En bref, comme le résume un interlocuteur français, Richemont, c’est la sophistication de l’axe Paris-Genève, plus feutré, plus policé. Alors que Swatch Group, c’est la campagne suisse, c’est Bienne.
Conséquence, ce dernier a été plus lent à apprivoiser les virages stratégiques de l’industrie du luxe. «Richemont était bien avant nous dans le retail (la vente au détail, ndlr), qu’ils ont particulièrement bien réussi à développer, concède un cadre de Swatch Group. C’est une sacrée force: Montblanc, par exemple, possède des magasins exceptionnels dans tous les aéroports du monde.» Si aujourd’hui, les deux groupes disposent d’un réseau mondial de boutiques, Richemont a progressé avec quelques coups d’avance. S’inspirant de Louis Vuitton, «Richemont, avec Cartier, a très vite compris qu’il fallait ouvrir des enseignes monomarques, d’abord franchisées puis ses propres boutiques. Chez Swatch Group, cette stratégie est arrivée plus tardivement», se souvient un proche de l'entreprise.
Le groupe genevois a toujours cherché des emplacements stratégiques, affirme-t-il. Ses boutiques sont ouvertes et fermées de manière opportuniste, en fonction des endroits où voyagent les Chinois. Et de comparer: «Chez Swatch Group, de nombreuses enseignes ont été ouvertes pour occuper le terrain. Un peu comme quand Coop et Migros ouvrent de nouveaux centres pour empêcher Aldi et Lidl de s’y installer.»
3 Les salons
S’il y a bien un endroit où Swatch Group occupe le terrain, c’est à Bâle. Le groupe est, avec Rolex, le principal pilier de la foire horlogère annuelle. Chaque année, près de 150 000 visiteurs et environ 1500 marques se retrouvent dans la cité rhénane. «C’est l’aspect populaire de l’horlogerie, au sens noble du terme», souligne un cadre de Swatch Group.
Pas du tout, rétorque l’un de ses homologues de Richemont, dont les marques y sont absentes: «L’esprit Bâle, ce sont des kilomètres de vitrines où il est impossible de vraiment dénicher les nouveautés.
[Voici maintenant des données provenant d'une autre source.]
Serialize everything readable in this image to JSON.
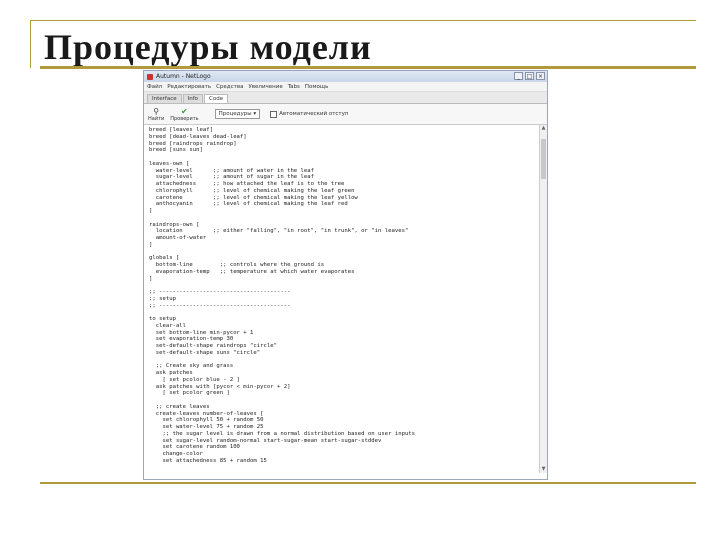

C’est une foire, alors qu’à Genève, c’est un salon.»
A Palexpo, le Salon international de la haute horlogerie (SIHH) réunit les marques de Richemont et quelques autres (24 au total) pendant une semaine. «Il a été créé par Richemont justement pour se distinguer de Baselworld», rappelle Pierre-Yves Donzé.
Justement, le grand public n’y sera invité que pendant une journée, et ce à partir de 2017. Jusqu’ici, ce salon était réservé aux professionnels et aux médias. «Il n’y a que des gens en costume trois pièces avec chaussures ripolinées. Tout est offert et les visiteurs sont sélectionnés et accompagnés», résume un habitué.
4 Les patrons
Se distinguer l’un de l’autre, les deux grands patrons en personne y arrivent aussi. Le matin du 15 janvier 2015, le taux plancher vient d’être abandonné. Les marchés s’affolent et les chefs d’entreprise cherchent à comprendre. Il ne faut pourtant que quelques minutes pour connaître l’état d’esprit de Nick Hayek. Il parle alors d’un «tsunami» et ne se prive pas pour critiquer l’attitude de la BNS dans de nombreux médias suisses. Presque deux ans plus tard, le terme de tsunami circule encore. Et la BNS en prend encore pour son grade.
Si Nick Hayek fait si souvent parler de lui, c’est parce que les médias, horlogers ou non, se tournent volontiers dans sa direction pour connaître son avis. L’inverse n’est pas impossible non plus. Ceci en sachant que son discours trouve toujours un écho remarquable.
Chez Richemont, la politique officielle, c’est de «laisser les marques s’exprimer». Du coup, le patron de Richemont Richard Lepeu se fait beaucoup plus discret. Ses interventions publiques sont rarissimes. «Il ne veut pas faire de vagues, il préfère se taire que de risquer de se tromper», confie un proche. Sans compter que, s’il est une sorte de super-salarié du groupe, «il est salarié quand même. Notre vrai grand patron, c’est Johann Rupert», commente le chef de l’une des marques de Richemont.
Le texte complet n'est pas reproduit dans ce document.